Pre-trained contextualized language models (PrLMs) such as BERT (Devlin et al., 2018) , XLNet (Yang et al., 2019) , ELECTRA (Clark et al., 2020) have led to strong performance gains in downstream natural language understanding (NLU) tasks. Such models' impressive power to generate effective contextualized representations is established by using well-designed selfsupervised training on a large text corpus. Taking BERT as an example, the model used Masked Language Modeling (MLM) and Nest Sentence Prediction (NSP) as pre-training objects and was trained on a corpus of 3.3 billion words. PrLMs commonly generate fine-grained representations, i.e., subword-level embeddings, to adapt to broad applications. Different downstream tasks sometimes require representations with different granularity. For example, sentence-level tasks such as natural language inference (Bowman et al., 2015; Nangia et al., 2017) , demand an overall sentence-level analysis to predict the relationships between each sentence.

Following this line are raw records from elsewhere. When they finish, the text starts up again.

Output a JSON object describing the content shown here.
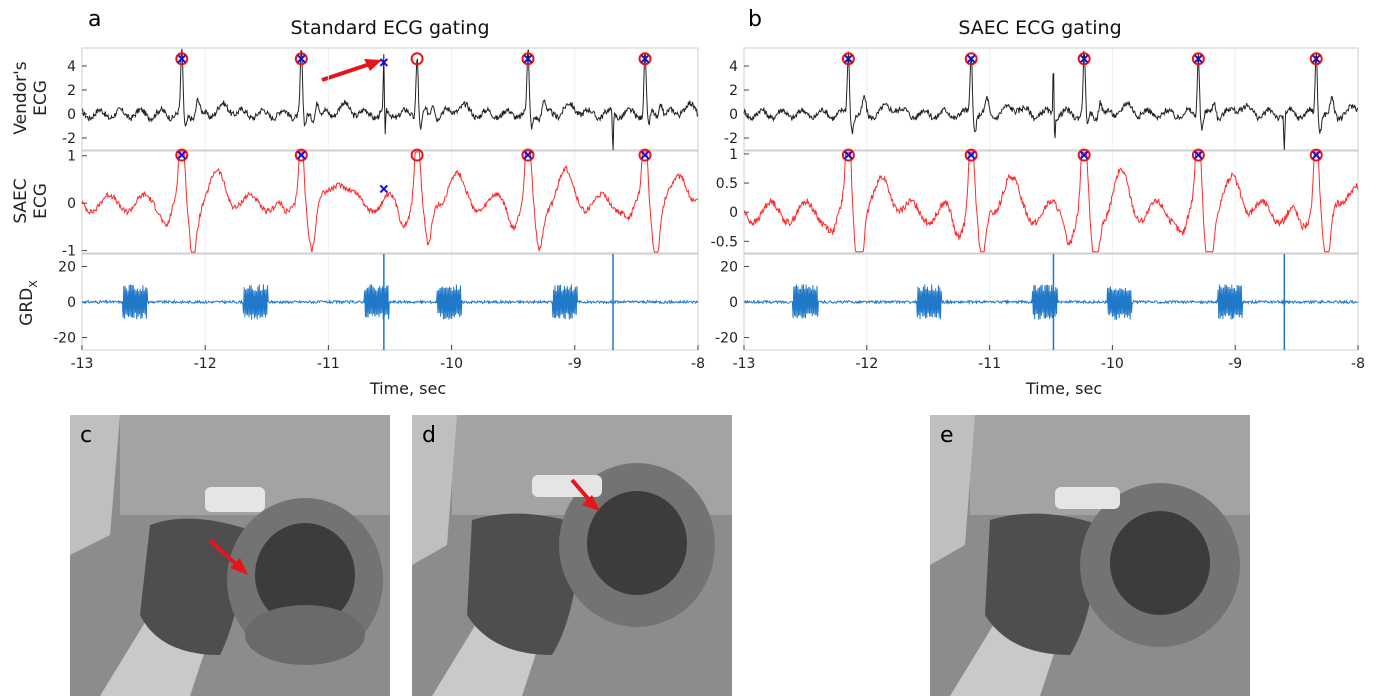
{
  "panels": {
    "a": {
      "letter": "a",
      "title": "Standard ECG gating"
    },
    "b": {
      "letter": "b",
      "title": "SAEC ECG gating"
    },
    "c": {
      "letter": "c"
    },
    "d": {
      "letter": "d"
    },
    "e": {
      "letter": "e"
    }
  },
  "ylabels": {
    "vendor": [
      "Vendor's",
      "ECG"
    ],
    "saec": [
      "SAEC",
      "ECG"
    ],
    "grd": "GRD",
    "grd_sub": "X"
  },
  "xlabel": "Time, sec",
  "colors": {
    "vendor_trace": "#222222",
    "saec_trace": "#ff2a2a",
    "grd_trace": "#1f78c8",
    "marker_circle": "#e8141c",
    "marker_cross": "#1010dd",
    "arrow": "#e8141c",
    "mri_bg": "#8a8a8a"
  },
  "chart_data": [
    {
      "type": "line",
      "panel": "a",
      "title": "Standard ECG gating",
      "xlabel": "Time, sec",
      "xlim": [
        -13,
        -8
      ],
      "xticks": [
        -13,
        -12,
        -11,
        -10,
        -9,
        -8
      ],
      "subplots": [
        {
          "ylabel": "Vendor's ECG",
          "ylim": [
            -3,
            5.5
          ],
          "yticks": [
            -2,
            0,
            2,
            4
          ],
          "series": "vendor_ecg"
        },
        {
          "ylabel": "SAEC ECG",
          "ylim": [
            -1.05,
            1.1
          ],
          "yticks": [
            -1,
            0,
            1
          ],
          "series": "saec_ecg"
        },
        {
          "ylabel": "GRD_X",
          "ylim": [
            -27,
            27
          ],
          "yticks": [
            -20,
            0,
            20
          ],
          "series": "gradient_x"
        }
      ],
      "r_peaks": [
        -12.19,
        -11.22,
        -10.28,
        -9.38,
        -8.43
      ],
      "vendor_triggers": [
        -12.19,
        -11.22,
        -10.55,
        -9.38,
        -8.43
      ],
      "missed_peak": -10.28,
      "false_trigger": -10.55,
      "gradient_bursts": [
        [
          -12.67,
          -12.47
        ],
        [
          -11.69,
          -11.49
        ],
        [
          -10.71,
          -10.51
        ],
        [
          -10.12,
          -9.92
        ],
        [
          -9.18,
          -8.98
        ]
      ],
      "gradient_spikes": [
        -10.55,
        -8.69
      ]
    },
    {
      "type": "line",
      "panel": "b",
      "title": "SAEC ECG gating",
      "xlabel": "Time, sec",
      "xlim": [
        -13,
        -8
      ],
      "xticks": [
        -13,
        -12,
        -11,
        -10,
        -9,
        -8
      ],
      "subplots": [
        {
          "ylabel": "",
          "ylim": [
            -3,
            5.5
          ],
          "yticks": [
            -2,
            0,
            2,
            4
          ],
          "series": "vendor_ecg"
        },
        {
          "ylabel": "",
          "ylim": [
            -0.7,
            1.05
          ],
          "yticks": [
            -0.5,
            0,
            0.5,
            1
          ],
          "series": "saec_ecg"
        },
        {
          "ylabel": "",
          "ylim": [
            -27,
            27
          ],
          "yticks": [
            -20,
            0,
            20
          ],
          "series": "gradient_x"
        }
      ],
      "r_peaks": [
        -12.15,
        -11.15,
        -10.23,
        -9.3,
        -8.34
      ],
      "saec_triggers": [
        -12.15,
        -11.15,
        -10.23,
        -9.3,
        -8.34
      ],
      "gradient_bursts": [
        [
          -12.6,
          -12.4
        ],
        [
          -11.59,
          -11.39
        ],
        [
          -10.65,
          -10.45
        ],
        [
          -10.04,
          -9.84
        ],
        [
          -9.14,
          -8.94
        ]
      ],
      "gradient_spikes": [
        -10.48,
        -8.6
      ]
    }
  ]
}
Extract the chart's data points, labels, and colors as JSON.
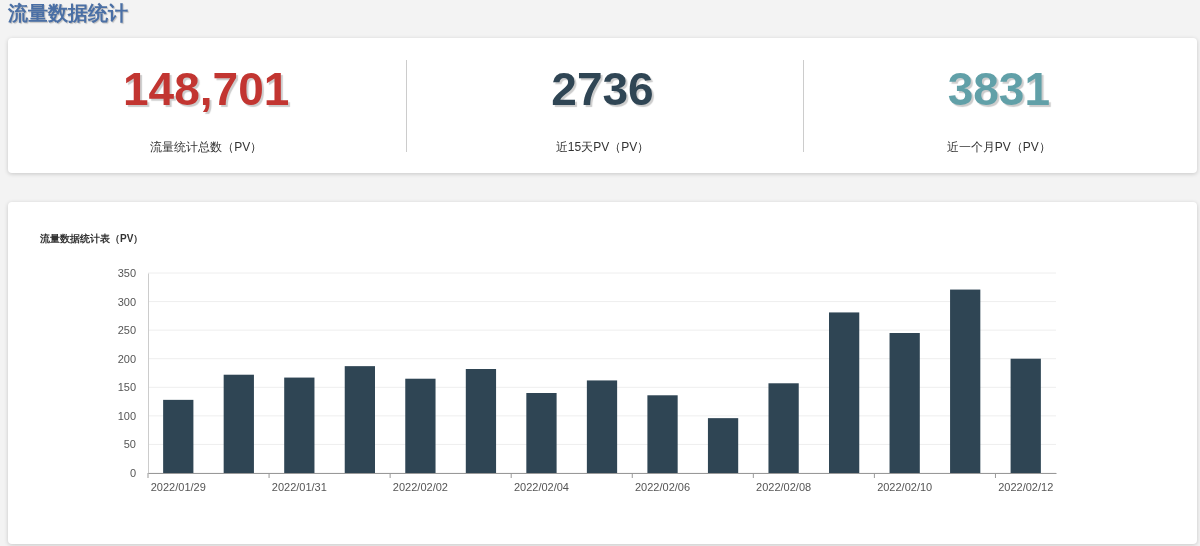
{
  "chart_data": [
    {
      "type": "other",
      "title": "流量数据统计",
      "categories": [
        "流量统计总数（PV）",
        "近15天PV（PV）",
        "近一个月PV（PV）"
      ],
      "annotations": [
        "148,701",
        "2736",
        "3831"
      ]
    },
    {
      "type": "bar",
      "title": "流量数据统计表（PV）",
      "categories": [
        "2022/01/29",
        null,
        "2022/01/31",
        null,
        "2022/02/02",
        null,
        "2022/02/04",
        null,
        "2022/02/06",
        null,
        "2022/02/08",
        null,
        "2022/02/10",
        null,
        "2022/02/12"
      ],
      "values": [
        128,
        172,
        167,
        187,
        165,
        182,
        140,
        162,
        136,
        96,
        157,
        281,
        245,
        321,
        200
      ],
      "color": "#2f4554",
      "ylim": [
        0,
        350
      ],
      "yticks": [
        0,
        50,
        100,
        150,
        200,
        250,
        300,
        350
      ],
      "grid": "y"
    }
  ]
}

There are also token-level tasks, including question answering and named entity recognition, which require models to generate fine-grained output at the token level (Rajpurkar et al., 2016b; Sang & De Meulder, 2003) . Therefore, the representations provided by PrLMs are finegrained (word or sub-word), which can be easily recombined to representations at any granularity, and applied to various downstream tasks without substantial task-specific modifications. Besides fine-grained tokens and sentences, coarse-grained span-level language units such as phrases, name entities are also essential for NLU tasks. Previous works indicate that the capability to capture span-level information can be enhanced by altering pre-training objectives. SpanBERT (Joshi et al., 2019) extends BERT by masking and predicting text spans rather than a single token for pre-training. ERNIE models (Sun et al., 2019; Zhang et al., 2019a) employ entity level masking as a strategy for pre-training. StructBERT (Wang et al., 2019) encourages PrLMs to incorporate span-level structural information by adding trigram de-shuffling as a new pre-training objective. The methods mentioned above show that the incorporation of span-level information in the pre-training phase is effective for various downstream NLU tasks.